I met Eve Sedgwick in 1998 by taking a year-long course reading the entirety of Remembrance of Things Past. That basically changed my life. She wasn’t wrong when she said that you need to pay attention when Proust gets that “wise” tone; he will teach you great things. You don’t need a shrink if you have Proust. I feel rather biblical about the Recherche. Eve said he’ll make you smarter, and in fact he (and she) made me smarter. Over the next 4 years at CUNY, I took everything Eve taught.

This academic sunburst with Eve coincided with that regressive leap back into the fantasy world of my childhood (although mostly reading current authors at that time), and the comics. So there was something very comforting and delightful about that. I also was enjoying, for the first time, intermingling my rock-life with my academic one. I had always felt a bit embarassed to tell my professors that I did the music thing, or my musician friends that I did the academic thing. But my CUNY years coincided with the success of my band, and suddenly it was all okay. I could go with Eve Sedgwick to see Kiki and Herb play at the Bowery, and then we’d talk about it in class, and then we’d read Terry Pratchett. If I’d only known this acceptance could exist a few years earlier, I’d have saved myself a lot of navel-gazing and psychological trauma.
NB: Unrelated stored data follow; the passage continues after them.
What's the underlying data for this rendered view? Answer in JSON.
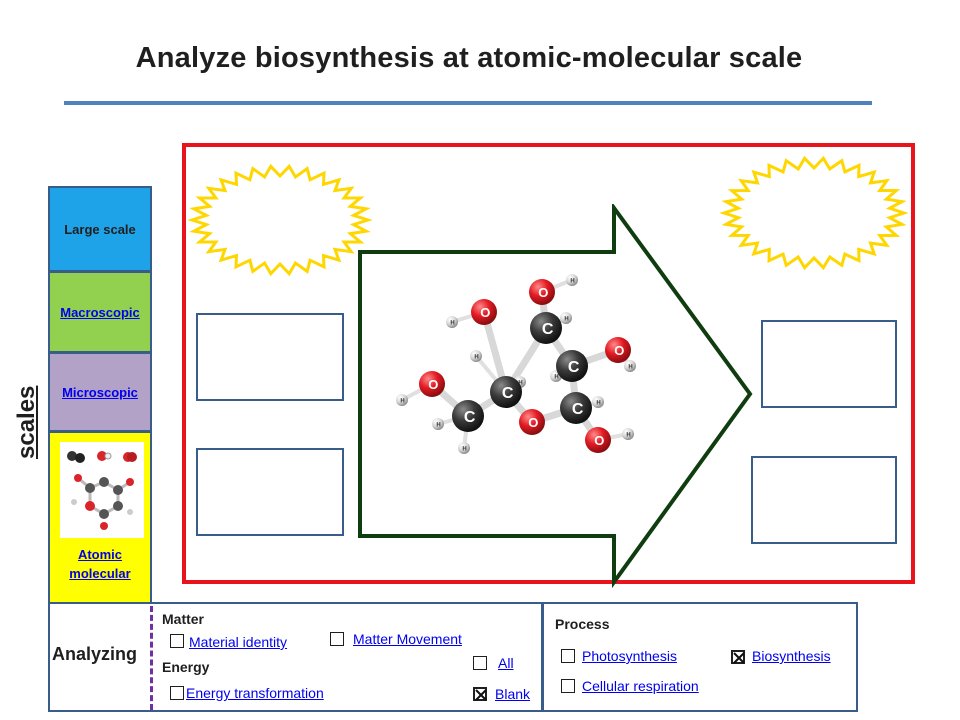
{
  "title": "Analyze biosynthesis at atomic-molecular scale",
  "scales_label": "scales",
  "scale_levels": {
    "large": "Large scale",
    "macroscopic": "Macroscopic",
    "microscopic": "Microscopic",
    "atomic_line1": "Atomic",
    "atomic_line2": "molecular"
  },
  "molecule_atoms": {
    "carbon": "C",
    "oxygen": "O",
    "hydrogen": "H"
  },
  "analyzing": {
    "label": "Analyzing",
    "matter_heading": "Matter",
    "energy_heading": "Energy",
    "options": {
      "material_identity": {
        "label": "Material identity",
        "checked": false
      },
      "matter_movement": {
        "label": "Matter Movement",
        "checked": false
      },
      "all": {
        "label": "All",
        "checked": false
      },
      "energy_transformation": {
        "label": "Energy transformation",
        "checked": false
      },
      "blank": {
        "label": "Blank",
        "checked": true
      }
    }
  },
  "process": {
    "heading": "Process",
    "options": {
      "photosynthesis": {
        "label": "Photosynthesis",
        "checked": false
      },
      "biosynthesis": {
        "label": "Biosynthesis",
        "checked": true
      },
      "cellular_respiration": {
        "label": "Cellular respiration",
        "checked": false
      }
    }
  },
  "colors": {
    "frame_red": "#e8141b",
    "arrow_green": "#0f3d0f",
    "burst_yellow": "#ffd700",
    "box_blue": "#385d8a",
    "large_scale": "#1ea3e8",
    "macroscopic": "#92d050",
    "microscopic": "#b3a2c7",
    "atomic": "#ffff00"
  }
}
Also at CUNY, I studied a bit with Wayne Koestenbaum. I had always loved Modernist literature, although like I said I was conflicted about the sexist dickhead aspect, and Wayne made my life much easier by cherry-picking all the most interesting and most queer, i.e. the ones who didn’t have that “I own the Universe” tone of voice. Like Jane Bowles, who is marvelous.

I should say that Faulkner and Stein, who I love, both have that “I Own the Universe” tone of voice. But maybe I’m over being angry about this stuff, and can enjoy Picasso again. Who knows. Feminism is important, but it also seems to strike women most aggressively in their 20s.
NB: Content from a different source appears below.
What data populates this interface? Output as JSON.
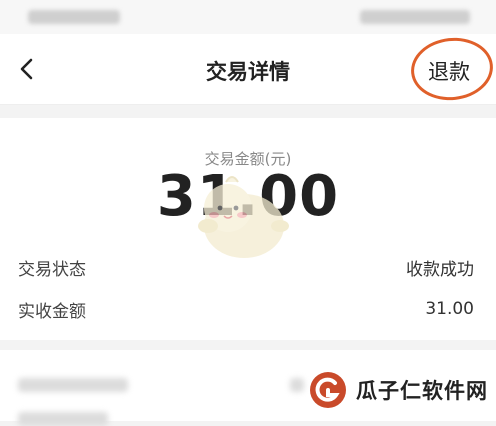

Let’s see, what else have I massively overlooked. Performance artists were incredibly important to me in the 80s (high school) and 90s (college); Rachel Rosenthal, Annie Sprinkle and Laurie Anderson more than Lydia Lunch or Karen Finley. I like intellectuals and happy people more than angry ones.

I feel like there’s unbelievably huge gaps in my list here, but what can you do. Shakespeare, for instance. He has been a major player. T.S. Eliot. Moby Dick. Maurice Sendak and Dr. Seuss (children’s literature in general). Ok, baby is crying. Thank you baby for sleeping an extra hour!